Heather Robertson, a certified financial planner at
Blink Consulting, responds:
All parents want their children to achieve their fullest
potential and most agree that education is key.
But a good education comes at a
price. From primary school through to university, education bills will be one
of your heaviest financial burdens as a parent.
Fortunately, there are a number of strategies you can use to
maximise the savings you put away for your child's education. Below is a brief
overview of the most popular options currently available.
Fundisa account
This is a government-incentivised education plan that gives
you an annual bonus of up to R600 on an annual saving of R2 400. The funds must
be used for your child's tertiary education, otherwise the bonus will be
forfeited.
Lump sum investment
If you have a lump sum available now, it can be invested to
provide a sizeable return when you need it most.

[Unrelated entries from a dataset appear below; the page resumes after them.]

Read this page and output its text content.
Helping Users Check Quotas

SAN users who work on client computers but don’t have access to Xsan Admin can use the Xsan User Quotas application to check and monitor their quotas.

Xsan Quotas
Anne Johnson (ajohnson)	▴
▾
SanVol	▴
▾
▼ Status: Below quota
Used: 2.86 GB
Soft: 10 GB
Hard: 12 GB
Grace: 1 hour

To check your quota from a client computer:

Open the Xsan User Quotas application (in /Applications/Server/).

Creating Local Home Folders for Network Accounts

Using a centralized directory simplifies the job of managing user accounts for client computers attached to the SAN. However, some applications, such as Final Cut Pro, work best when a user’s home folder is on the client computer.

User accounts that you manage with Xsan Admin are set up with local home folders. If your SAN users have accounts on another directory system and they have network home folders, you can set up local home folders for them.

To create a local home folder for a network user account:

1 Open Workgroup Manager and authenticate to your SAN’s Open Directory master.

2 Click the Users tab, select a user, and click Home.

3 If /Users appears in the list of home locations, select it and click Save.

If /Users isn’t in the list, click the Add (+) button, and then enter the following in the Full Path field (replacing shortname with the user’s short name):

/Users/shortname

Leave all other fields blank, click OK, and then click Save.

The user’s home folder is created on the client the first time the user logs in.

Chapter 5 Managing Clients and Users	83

Due to the magic of compound
interest, the longer you can leave the funds invested, the greater your return
is likely to be. (Compound interest arises when interest is added to the
principal, so that from that moment on the interest that has been added also
earns interest.)
Education endowment plan
This investment provides a tax-free lump sum after five
years. Depending on the product provider, minimum contributions will apply. You
can also add premium waivers and investment guarantees.
Life insurance
Although not a savings product, life insurance gives you
peace of mind that your child's education expenses will be taken care of should
you or your spouse die or become disabled.
When your financial adviser calculates how much cover you
need for education, your choice of public or private school, whether funds will
be needed to pay for university as well as additional expenses such as uniforms
and textbooks will need to be considered.